It’s not easy to like Paul Gauguin. He was, in almost every way, an absolute prick. He abandoned his wife and five kids, liked to paint himself as Jesus, called provincial French people ‘savages’, married a child, used his Western dominance to shag half of Tahiti and died of syphilis as a miserable, lonely old man.
So how do you deal with his art (in this case his portraiture)? Can you separate the man from the work? Or even the aesthetic from the intention? Erm… no. But let’s try,
I guess.
The show opens with eight self-portraits. Gauguin’s heavy jaw fills each canvas like a lump of fleshy rock, his sharp nose carves through each composition like a butcher’s knife. He’s the diligent artist at his easel in one broody work, the wanton, louche creative in another, and in one he’s the Messiah. He was an arrogant, self-aggrandising mythologiser. That’s the message.
The images that follow of his wife and kids are painfully dark and sour. His daughter Aline is a crushed little figure, dwarfed by fruit.
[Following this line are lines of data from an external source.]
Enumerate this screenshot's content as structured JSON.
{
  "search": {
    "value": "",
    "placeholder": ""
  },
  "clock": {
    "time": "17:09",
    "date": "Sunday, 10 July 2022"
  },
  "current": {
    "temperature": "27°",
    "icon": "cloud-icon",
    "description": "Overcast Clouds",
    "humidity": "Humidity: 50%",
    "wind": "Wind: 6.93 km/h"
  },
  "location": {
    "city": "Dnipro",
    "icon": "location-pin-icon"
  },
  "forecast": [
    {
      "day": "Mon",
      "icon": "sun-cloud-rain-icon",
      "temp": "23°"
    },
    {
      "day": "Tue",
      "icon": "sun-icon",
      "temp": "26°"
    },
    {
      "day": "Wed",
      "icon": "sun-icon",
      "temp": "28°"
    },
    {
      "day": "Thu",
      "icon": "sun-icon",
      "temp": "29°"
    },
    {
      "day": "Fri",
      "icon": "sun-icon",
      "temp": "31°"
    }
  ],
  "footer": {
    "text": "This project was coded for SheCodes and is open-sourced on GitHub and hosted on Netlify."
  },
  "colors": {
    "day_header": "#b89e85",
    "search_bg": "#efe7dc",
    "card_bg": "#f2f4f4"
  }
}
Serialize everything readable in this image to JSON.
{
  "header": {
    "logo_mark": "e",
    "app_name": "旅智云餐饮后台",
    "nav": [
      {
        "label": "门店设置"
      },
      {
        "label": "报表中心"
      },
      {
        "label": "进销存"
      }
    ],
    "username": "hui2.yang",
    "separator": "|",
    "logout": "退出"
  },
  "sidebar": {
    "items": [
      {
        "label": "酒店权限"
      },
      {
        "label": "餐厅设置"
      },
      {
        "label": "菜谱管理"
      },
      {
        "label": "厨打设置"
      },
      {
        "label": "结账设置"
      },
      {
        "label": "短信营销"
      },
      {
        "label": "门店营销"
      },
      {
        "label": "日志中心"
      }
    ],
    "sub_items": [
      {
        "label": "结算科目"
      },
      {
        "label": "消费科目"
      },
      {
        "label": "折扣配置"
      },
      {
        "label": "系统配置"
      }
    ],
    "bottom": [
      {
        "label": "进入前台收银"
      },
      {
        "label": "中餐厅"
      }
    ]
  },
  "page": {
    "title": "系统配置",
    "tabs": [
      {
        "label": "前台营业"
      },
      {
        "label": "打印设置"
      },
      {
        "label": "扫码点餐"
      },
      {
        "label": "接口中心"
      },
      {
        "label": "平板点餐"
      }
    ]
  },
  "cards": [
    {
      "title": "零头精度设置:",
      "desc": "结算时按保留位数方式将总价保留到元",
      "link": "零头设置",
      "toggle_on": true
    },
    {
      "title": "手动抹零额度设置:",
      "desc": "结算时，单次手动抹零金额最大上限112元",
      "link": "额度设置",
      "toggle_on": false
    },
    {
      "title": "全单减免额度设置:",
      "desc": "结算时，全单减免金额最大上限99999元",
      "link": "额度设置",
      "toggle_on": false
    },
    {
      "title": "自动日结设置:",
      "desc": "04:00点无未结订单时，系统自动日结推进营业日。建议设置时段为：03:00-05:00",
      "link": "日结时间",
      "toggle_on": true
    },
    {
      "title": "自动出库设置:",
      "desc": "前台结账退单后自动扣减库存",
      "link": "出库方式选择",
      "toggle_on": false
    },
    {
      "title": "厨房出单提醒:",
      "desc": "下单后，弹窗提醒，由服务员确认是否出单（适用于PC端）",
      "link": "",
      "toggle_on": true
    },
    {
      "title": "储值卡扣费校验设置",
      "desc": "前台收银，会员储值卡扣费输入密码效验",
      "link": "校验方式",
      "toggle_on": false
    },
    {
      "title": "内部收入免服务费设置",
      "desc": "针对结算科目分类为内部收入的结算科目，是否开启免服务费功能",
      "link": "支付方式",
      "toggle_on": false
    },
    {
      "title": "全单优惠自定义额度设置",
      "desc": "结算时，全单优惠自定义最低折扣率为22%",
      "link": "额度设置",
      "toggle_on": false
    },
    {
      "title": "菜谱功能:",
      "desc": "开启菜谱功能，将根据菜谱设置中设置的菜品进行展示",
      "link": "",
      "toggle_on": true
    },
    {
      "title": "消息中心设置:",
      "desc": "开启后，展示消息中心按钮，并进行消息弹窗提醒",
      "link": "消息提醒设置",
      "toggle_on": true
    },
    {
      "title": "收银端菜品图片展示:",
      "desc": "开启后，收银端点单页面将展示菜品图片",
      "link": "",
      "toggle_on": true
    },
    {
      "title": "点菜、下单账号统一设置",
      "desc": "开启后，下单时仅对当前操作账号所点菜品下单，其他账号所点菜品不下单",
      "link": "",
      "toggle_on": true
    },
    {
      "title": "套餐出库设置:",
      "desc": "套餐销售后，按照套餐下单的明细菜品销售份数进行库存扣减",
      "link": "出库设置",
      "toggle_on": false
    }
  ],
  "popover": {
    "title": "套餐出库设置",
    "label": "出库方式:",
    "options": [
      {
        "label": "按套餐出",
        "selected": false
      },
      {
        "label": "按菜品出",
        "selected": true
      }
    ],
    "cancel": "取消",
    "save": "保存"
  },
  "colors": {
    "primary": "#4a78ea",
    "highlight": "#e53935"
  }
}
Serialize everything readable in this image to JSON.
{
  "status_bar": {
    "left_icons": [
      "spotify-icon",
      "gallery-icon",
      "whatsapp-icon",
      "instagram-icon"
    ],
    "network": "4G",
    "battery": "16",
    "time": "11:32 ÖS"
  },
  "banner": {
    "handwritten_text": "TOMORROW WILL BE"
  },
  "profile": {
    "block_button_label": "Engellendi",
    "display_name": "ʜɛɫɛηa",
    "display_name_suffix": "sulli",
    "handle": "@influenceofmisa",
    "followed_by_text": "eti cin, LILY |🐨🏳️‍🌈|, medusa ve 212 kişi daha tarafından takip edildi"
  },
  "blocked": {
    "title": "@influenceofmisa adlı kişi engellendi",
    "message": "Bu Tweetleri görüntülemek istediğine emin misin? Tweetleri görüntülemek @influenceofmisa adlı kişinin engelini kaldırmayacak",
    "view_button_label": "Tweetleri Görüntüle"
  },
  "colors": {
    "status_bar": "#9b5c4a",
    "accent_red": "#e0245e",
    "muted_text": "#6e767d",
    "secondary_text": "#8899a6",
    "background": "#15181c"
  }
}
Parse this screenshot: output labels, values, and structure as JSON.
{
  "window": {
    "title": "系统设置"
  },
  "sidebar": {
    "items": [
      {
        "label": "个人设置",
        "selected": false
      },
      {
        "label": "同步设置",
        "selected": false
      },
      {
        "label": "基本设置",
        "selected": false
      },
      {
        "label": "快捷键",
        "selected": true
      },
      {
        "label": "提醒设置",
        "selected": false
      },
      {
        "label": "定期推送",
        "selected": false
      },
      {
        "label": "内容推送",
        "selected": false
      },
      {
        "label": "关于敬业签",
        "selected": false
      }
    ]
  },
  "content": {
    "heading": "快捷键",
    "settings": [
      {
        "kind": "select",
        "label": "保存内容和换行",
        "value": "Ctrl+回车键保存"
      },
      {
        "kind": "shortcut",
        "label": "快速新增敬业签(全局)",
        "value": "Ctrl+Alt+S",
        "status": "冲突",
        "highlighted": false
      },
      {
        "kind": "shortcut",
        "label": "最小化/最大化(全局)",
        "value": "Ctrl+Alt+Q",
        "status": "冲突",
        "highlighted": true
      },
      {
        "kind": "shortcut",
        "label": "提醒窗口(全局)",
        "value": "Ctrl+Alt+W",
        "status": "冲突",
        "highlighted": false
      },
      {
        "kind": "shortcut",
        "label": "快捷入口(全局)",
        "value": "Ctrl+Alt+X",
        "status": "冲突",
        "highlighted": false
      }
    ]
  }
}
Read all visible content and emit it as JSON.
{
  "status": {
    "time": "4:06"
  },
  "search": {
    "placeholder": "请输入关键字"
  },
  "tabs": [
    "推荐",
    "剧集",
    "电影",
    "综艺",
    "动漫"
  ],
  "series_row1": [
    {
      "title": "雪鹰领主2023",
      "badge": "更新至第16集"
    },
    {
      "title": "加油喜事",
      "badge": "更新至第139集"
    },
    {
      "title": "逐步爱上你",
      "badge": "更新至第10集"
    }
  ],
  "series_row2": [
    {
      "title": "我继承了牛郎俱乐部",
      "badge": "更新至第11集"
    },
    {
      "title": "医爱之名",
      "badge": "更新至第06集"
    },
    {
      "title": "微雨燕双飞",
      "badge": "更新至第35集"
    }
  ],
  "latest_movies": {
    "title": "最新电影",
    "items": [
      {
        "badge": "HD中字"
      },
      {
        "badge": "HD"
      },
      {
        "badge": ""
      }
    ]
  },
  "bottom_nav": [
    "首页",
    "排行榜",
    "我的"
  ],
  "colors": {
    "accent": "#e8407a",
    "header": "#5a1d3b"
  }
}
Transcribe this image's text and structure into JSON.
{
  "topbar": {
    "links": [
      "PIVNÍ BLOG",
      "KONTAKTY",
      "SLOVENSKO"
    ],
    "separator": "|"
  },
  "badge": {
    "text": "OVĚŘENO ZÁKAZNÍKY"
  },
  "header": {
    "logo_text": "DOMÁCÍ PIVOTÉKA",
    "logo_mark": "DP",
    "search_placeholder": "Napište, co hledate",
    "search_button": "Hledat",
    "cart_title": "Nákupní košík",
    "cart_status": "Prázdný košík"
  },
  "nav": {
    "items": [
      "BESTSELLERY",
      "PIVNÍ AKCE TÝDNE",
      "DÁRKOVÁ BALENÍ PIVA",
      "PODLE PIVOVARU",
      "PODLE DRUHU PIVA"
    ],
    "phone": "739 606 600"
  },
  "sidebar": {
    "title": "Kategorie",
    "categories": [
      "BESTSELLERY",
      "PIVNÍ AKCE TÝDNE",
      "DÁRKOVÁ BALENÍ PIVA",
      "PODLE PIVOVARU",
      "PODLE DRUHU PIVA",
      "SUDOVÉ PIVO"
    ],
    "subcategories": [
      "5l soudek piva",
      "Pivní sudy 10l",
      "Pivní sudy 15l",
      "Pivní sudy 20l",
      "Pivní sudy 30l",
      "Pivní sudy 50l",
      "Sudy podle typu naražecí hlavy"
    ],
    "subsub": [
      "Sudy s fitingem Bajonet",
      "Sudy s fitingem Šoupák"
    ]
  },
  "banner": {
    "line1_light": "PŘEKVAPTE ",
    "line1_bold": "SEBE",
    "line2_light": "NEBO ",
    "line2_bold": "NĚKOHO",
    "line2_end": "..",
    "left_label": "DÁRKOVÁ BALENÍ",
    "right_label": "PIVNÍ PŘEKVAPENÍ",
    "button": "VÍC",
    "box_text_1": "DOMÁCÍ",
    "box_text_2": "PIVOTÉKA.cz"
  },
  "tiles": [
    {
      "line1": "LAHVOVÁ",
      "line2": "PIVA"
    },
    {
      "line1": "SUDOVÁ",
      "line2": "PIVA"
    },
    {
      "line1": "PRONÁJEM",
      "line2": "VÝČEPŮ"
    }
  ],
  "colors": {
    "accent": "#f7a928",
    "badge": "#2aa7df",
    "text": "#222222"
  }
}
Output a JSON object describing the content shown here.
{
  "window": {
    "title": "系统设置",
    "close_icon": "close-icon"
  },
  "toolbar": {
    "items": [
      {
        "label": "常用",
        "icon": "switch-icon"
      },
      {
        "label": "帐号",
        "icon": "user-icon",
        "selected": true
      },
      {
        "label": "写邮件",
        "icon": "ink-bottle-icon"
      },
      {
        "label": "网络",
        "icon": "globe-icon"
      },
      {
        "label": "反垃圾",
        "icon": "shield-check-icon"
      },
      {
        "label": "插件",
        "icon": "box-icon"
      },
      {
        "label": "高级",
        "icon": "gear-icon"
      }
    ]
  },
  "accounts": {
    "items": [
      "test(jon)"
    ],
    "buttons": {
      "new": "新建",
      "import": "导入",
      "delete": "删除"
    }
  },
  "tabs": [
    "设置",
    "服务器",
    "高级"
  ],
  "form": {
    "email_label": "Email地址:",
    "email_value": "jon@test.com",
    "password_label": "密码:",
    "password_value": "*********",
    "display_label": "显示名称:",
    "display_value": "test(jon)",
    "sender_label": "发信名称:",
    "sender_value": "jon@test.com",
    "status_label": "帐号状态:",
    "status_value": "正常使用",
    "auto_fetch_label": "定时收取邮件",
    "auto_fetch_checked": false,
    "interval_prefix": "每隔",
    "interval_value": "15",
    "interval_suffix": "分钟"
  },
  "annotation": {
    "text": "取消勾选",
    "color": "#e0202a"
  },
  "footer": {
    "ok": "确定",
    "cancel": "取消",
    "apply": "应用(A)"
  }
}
It’s a heartbreaking painting. Visions of his friends are uncompromisingly unflattering, but the portrait of Władysław Ślewiński is stunning, all bold slabs of colour with thick, angry outlines.
The colours become cooler and more slab-like over the years until he heads to Tahiti in search of new ‘savages’ to inspire his art. ‘Woman with a Mango’ is an incredible burst of yellow and lilac, ‘Faaturuma’ is a morose, dripping cascade of pink hiding a despondent Tahitian face. They’re beautiful paintings, but deeply uncomfortable, and the gallery doesn’t shy away from talking about how Gauguin exploited these women. Behind the colours and shapes is a deeply misogynistic, sexually repugnant, colonial narrative that just can’t be ignored. Look at ‘Barbarian Tales’, a painting of two topless, and very young, women being watched over by a grim, looming white figure (based on an image of his friend and fellow artist Meijer de Haan who had died years earlier). It’s so gross it makes your skin crawl.
So what do we do with Paul Gauguin? We can’t separate the man from the art or the subject matter from the skill. But we can try to find the beauty in it while acknowledging its very deep problems. If nothing else, this exhibition does a brilliant job of making you do both.